As an example, In the church that I belong to there is no formally ordained pastor or minister. Each Sunday members of the congregation are selected and prepare a talk to share with the rest of the members. The topic is usually assigned a week in advance but this requires the individual to prepare, learn, and internalize the subject matter before they show up to present next Sunday.

4. Leverage Communities

Like the communities that we form and are a part of in our neighborhoods and cities, online communities are an integral part of remaining relevant throughout our lives and especially our careers.

Just think of your community or neighborhood Facebook group and how it helps you know of upcoming garage sales, service opportunities, or community events.

The internet is an amazing place. You can find a community built around any subject matter imaginable: cars, cameras, video games, painting, and even government communications.

A few of the government communications communities that I have found to be extremely beneficial to be a part of are Government Social Media LLC (GSM), City-County Communications & Marketing Association (3CMA), and the National Association of Government Communicators (NAGC).

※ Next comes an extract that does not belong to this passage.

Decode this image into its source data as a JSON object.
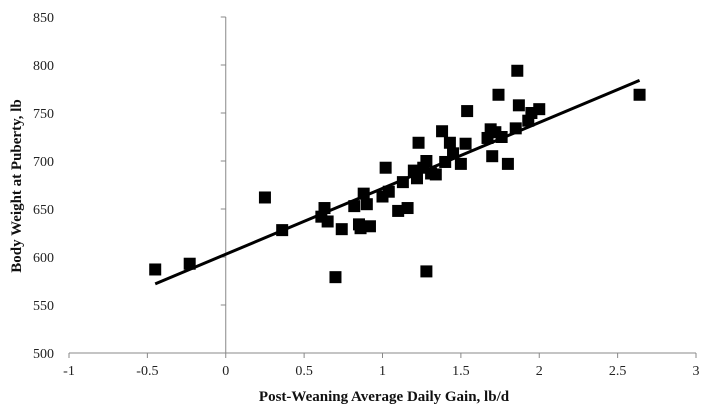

These communities will become an invaluable resource to you in your journey to remain relevant. They will provide you with up-to-date industry-specific information, training and networking opportunities, and a support system that gets you and what you are experiencing because they do the same work you do!

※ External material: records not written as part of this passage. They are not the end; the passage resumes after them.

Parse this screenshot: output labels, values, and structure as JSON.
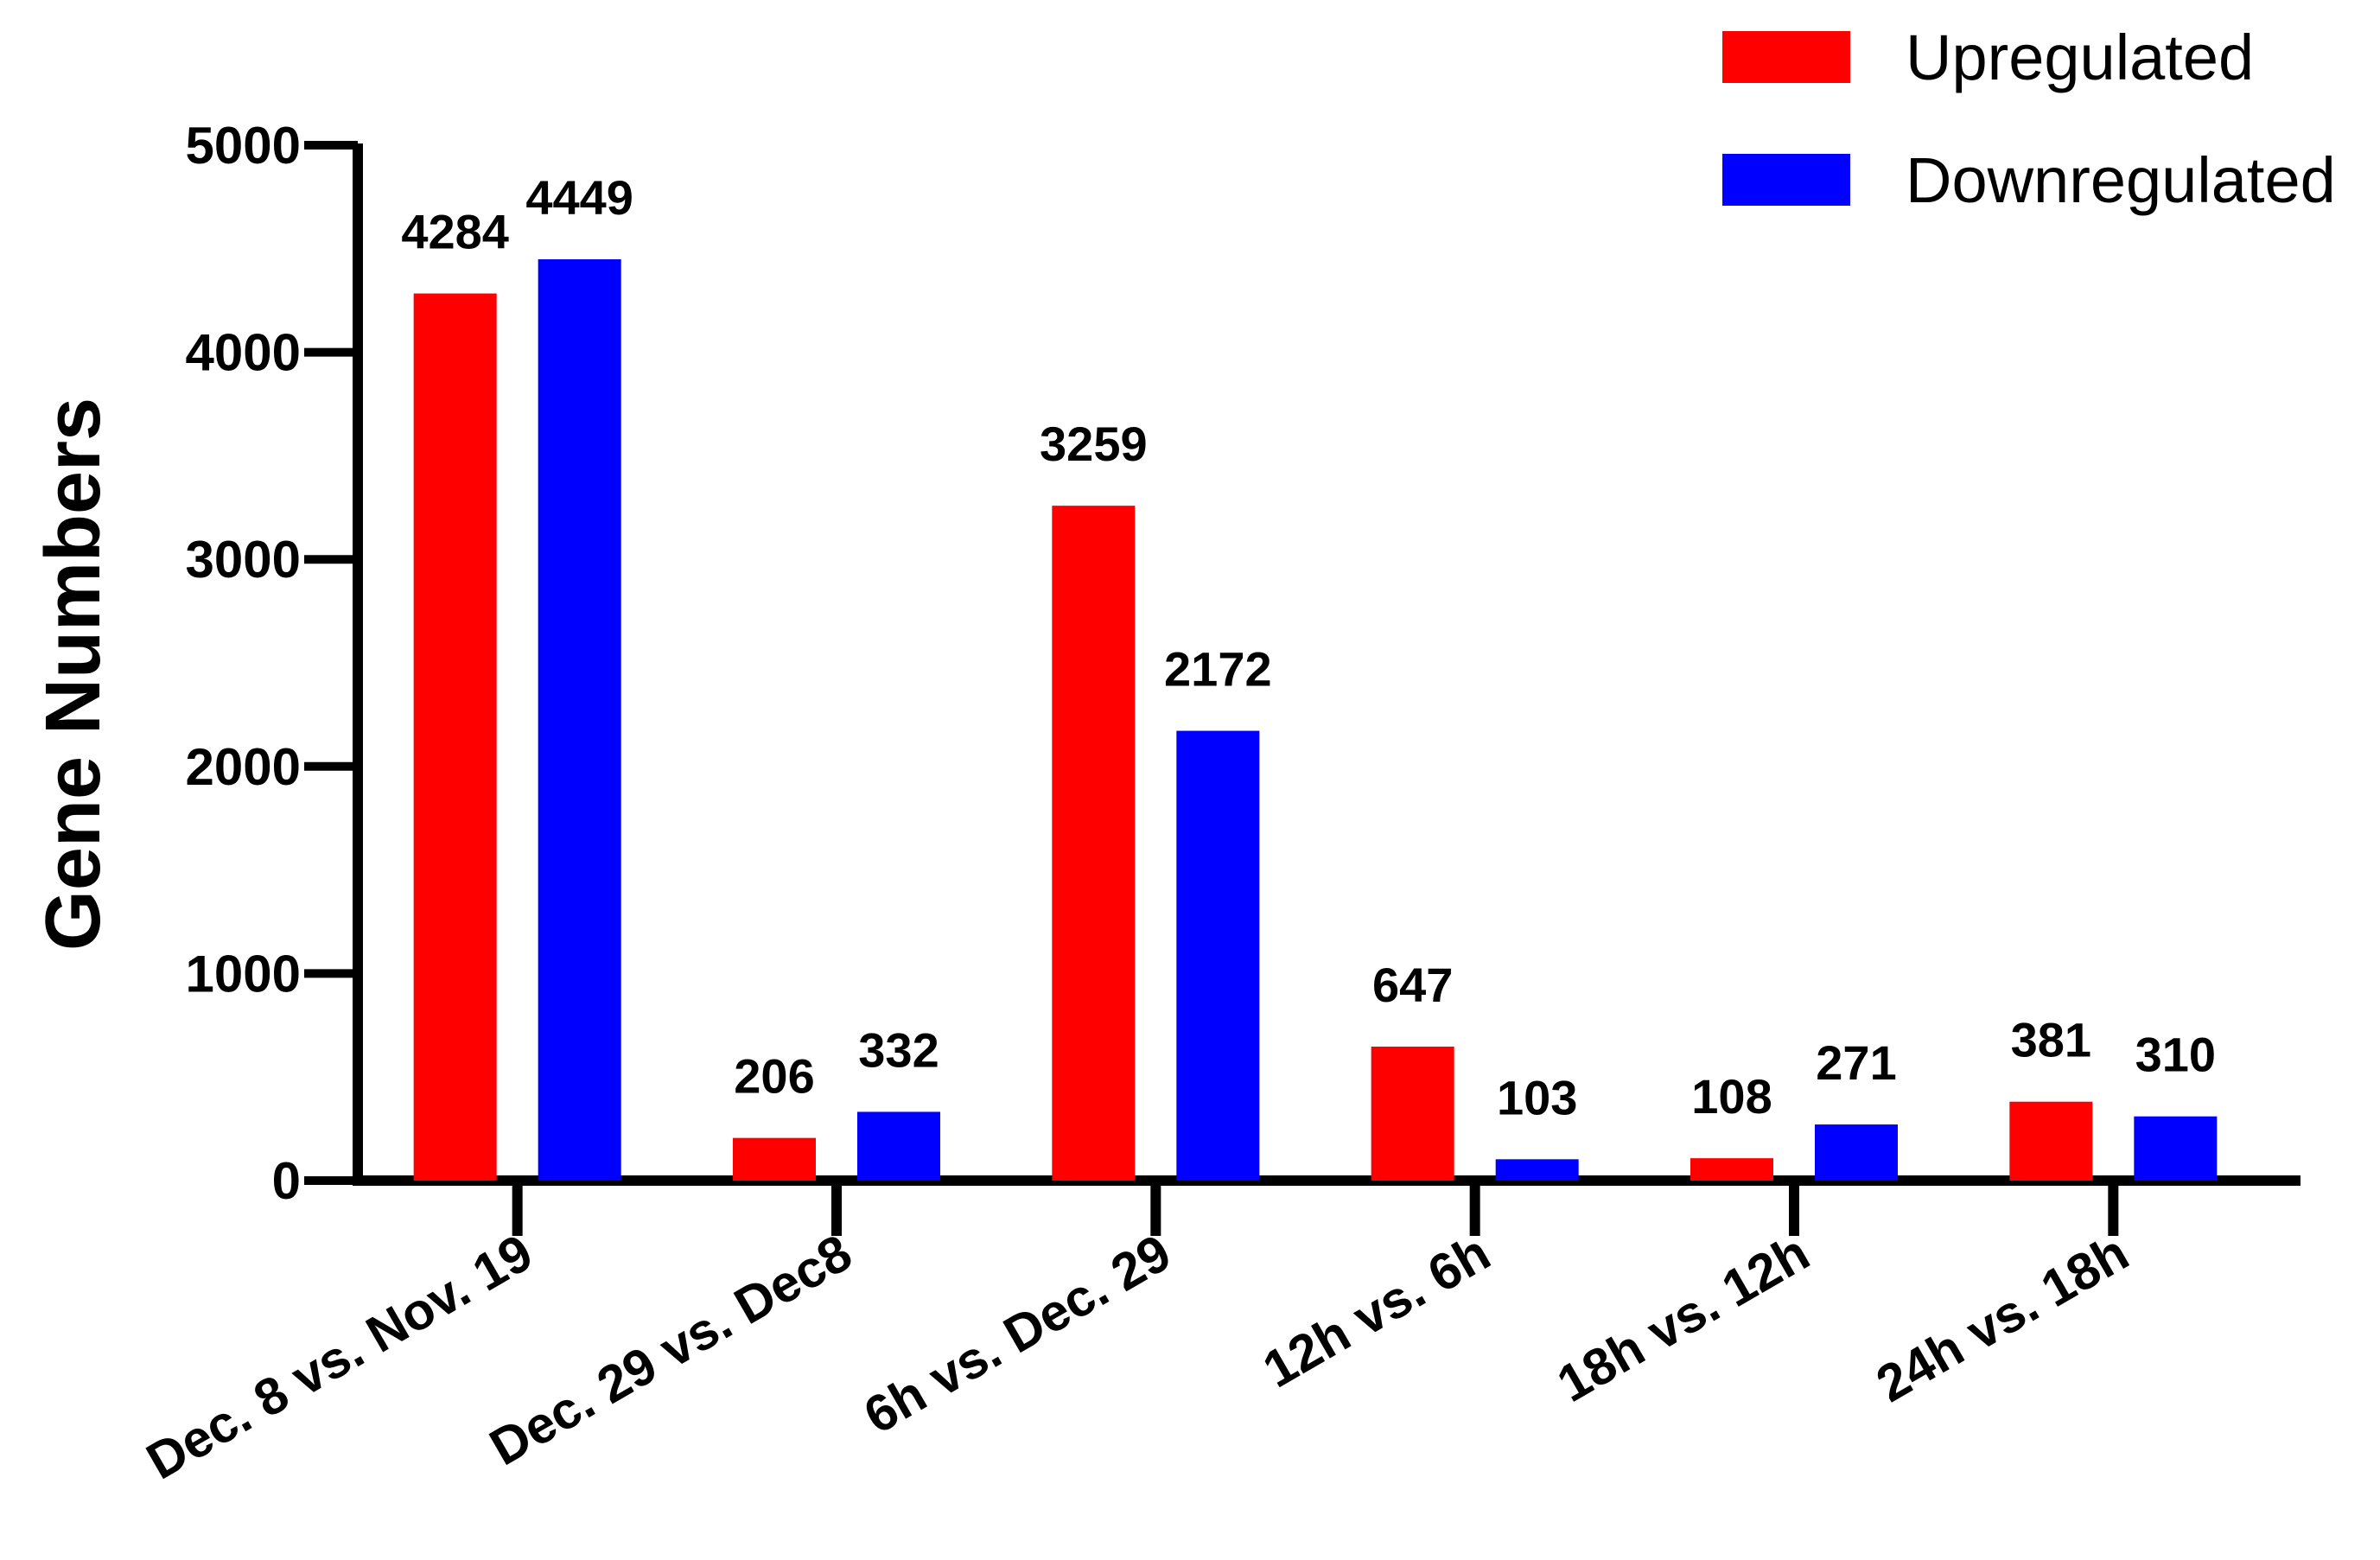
{
  "chart_data": {
    "type": "bar",
    "ylabel": "Gene Numbers",
    "ylim": [
      0,
      5000
    ],
    "yticks": [
      0,
      1000,
      2000,
      3000,
      4000,
      5000
    ],
    "grid": false,
    "legend_position": "top-right",
    "categories": [
      "Dec. 8 vs. Nov. 19",
      "Dec. 29 vs. Dec8",
      "6h vs. Dec. 29",
      "12h vs. 6h",
      "18h vs. 12h",
      "24h vs. 18h"
    ],
    "series": [
      {
        "name": "Upregulated",
        "color": "#ff0000",
        "values": [
          4284,
          206,
          3259,
          647,
          108,
          381
        ]
      },
      {
        "name": "Downregulated",
        "color": "#0000ff",
        "values": [
          4449,
          332,
          2172,
          103,
          271,
          310
        ]
      }
    ]
  }
}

5. ABC = Always Be Curious

I don’t remember much from my time in college (who does really?), but I do remember this, the professor of my consumer behavior class, Professor Greer taught me an invaluable lesson on keeping up with consumer behavior, the business world, and life in general. He would always say, “Remember your ABC’s. Always, Be, Curious.”

This rings so true in today’s world. We are seeing change and advancements happen every day. We need to be curious, try new tools, try new approaches, do research, etc. 

I fear that if we don’t, we may find ourselves quickly becoming stagnant and potentially obsolete. 

There is no growth in the comfort zone and no comfort in the growth zone.

The Need to Step Back and Acknowledge the Need for Change

As important as these tactics are to becoming and remaining relevant in our careers as government communicators they won’t do us any good if we first don’t become aware of the need to change or keep up with the pace of change. And have the humility to do something about it.

The people and communities we serve need us. They need the valuable information that we share with them and we owe it to ourselves and them to keep on top of our game and remain relevant.